Ten płot nie był jak tamten, o nie. Krył w sobie ludzką magię i podobnie jak piorun, który
przedtem go trafił, był jego wrogiem, uzbrojonym i gotowym do zabijania. Łowca zrozumiał, że
gdyby uczepił się płotu, zginąłby; uratował go tylko upadek.
Upokorzony, podźwignął się na nogi. Łapy mu zdrętwiały, osłabłe i drżące, ale zmusił je, żeby
zaniosły go na zachód, do najbliższej kępy zarośli. Tam, pod osłoną drzew obejrzy i oczyści
swoje rany. Nie tutaj, gdzie człowiek mógł go znaleźć.

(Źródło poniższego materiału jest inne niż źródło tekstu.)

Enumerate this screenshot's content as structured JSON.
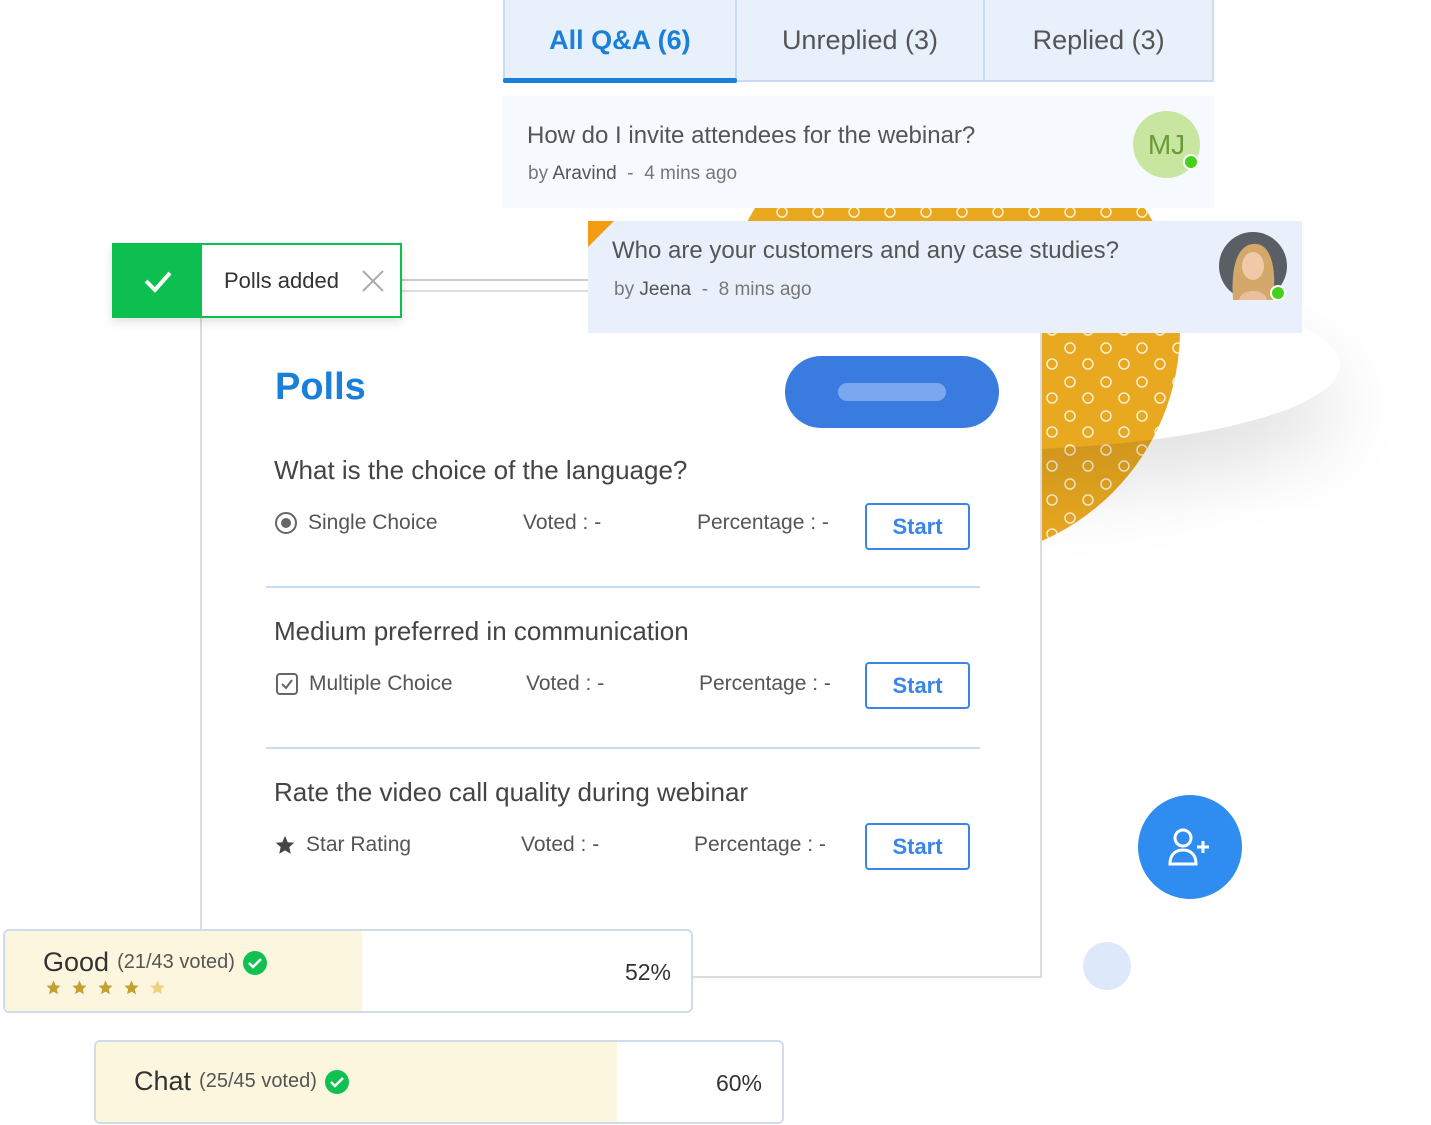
{
  "tabs": [
    {
      "label": "All Q&A (6)",
      "active": true
    },
    {
      "label": "Unreplied (3)"
    },
    {
      "label": "Replied (3)"
    }
  ],
  "questions": [
    {
      "text": "How do I invite attendees for the webinar?",
      "by": "by",
      "author": "Aravind",
      "time": "4 mins ago",
      "avatar_initials": "MJ",
      "online": true
    },
    {
      "text": "Who are your customers and any case studies?",
      "by": "by",
      "author": "Jeena",
      "time": "8 mins ago",
      "avatar": "photo",
      "online": true
    }
  ],
  "toast": {
    "message": "Polls added",
    "icon": "check-icon",
    "close_icon": "close-icon"
  },
  "polls": {
    "title": "Polls",
    "items": [
      {
        "question": "What is the choice of the language?",
        "type": "Single Choice",
        "type_icon": "radio-icon",
        "voted": "Voted : -",
        "percentage": "Percentage : -",
        "action": "Start"
      },
      {
        "question": "Medium preferred in communication",
        "type": "Multiple Choice",
        "type_icon": "checkbox-icon",
        "voted": "Voted : -",
        "percentage": "Percentage : -",
        "action": "Start"
      },
      {
        "question": "Rate the video call quality during webinar",
        "type": "Star Rating",
        "type_icon": "star-icon",
        "voted": "Voted : -",
        "percentage": "Percentage : -",
        "action": "Start"
      }
    ]
  },
  "results": [
    {
      "label": "Good",
      "votes": "(21/43 voted)",
      "percent": "52%",
      "stars": 4,
      "max_stars": 5
    },
    {
      "label": "Chat",
      "votes": "(25/45 voted)",
      "percent": "60%"
    }
  ],
  "colors": {
    "accent": "#1a7fd9",
    "success": "#0cbf4f",
    "highlight": "#e8a820",
    "fab": "#2f8cf0"
  }
}
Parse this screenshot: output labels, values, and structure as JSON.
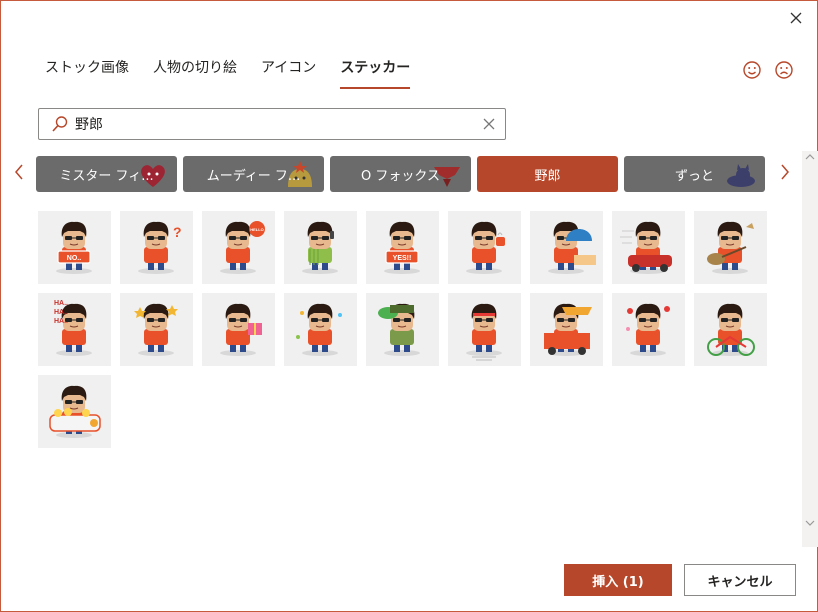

Minął znak zapachu, ale go zignorował; brakowało mu sił, żeby wrócić na własny teren, musiał
więc zaryzykować naruszenie granic. Dopiero kiedy wszedł w gąszcz, zatrzymał się i rozejrzał
za schronieniem. Niezdolny do wspinaczki, walcząc z narastającym bólem przy każdym kroku,
wreszcie upadł na kępę bluszczu; liczył, że kot, który oznaczył to miejsce, jest gdzieś daleko i
patroluje inną granicę swego terytorium. Łowca nie miał sił do walki.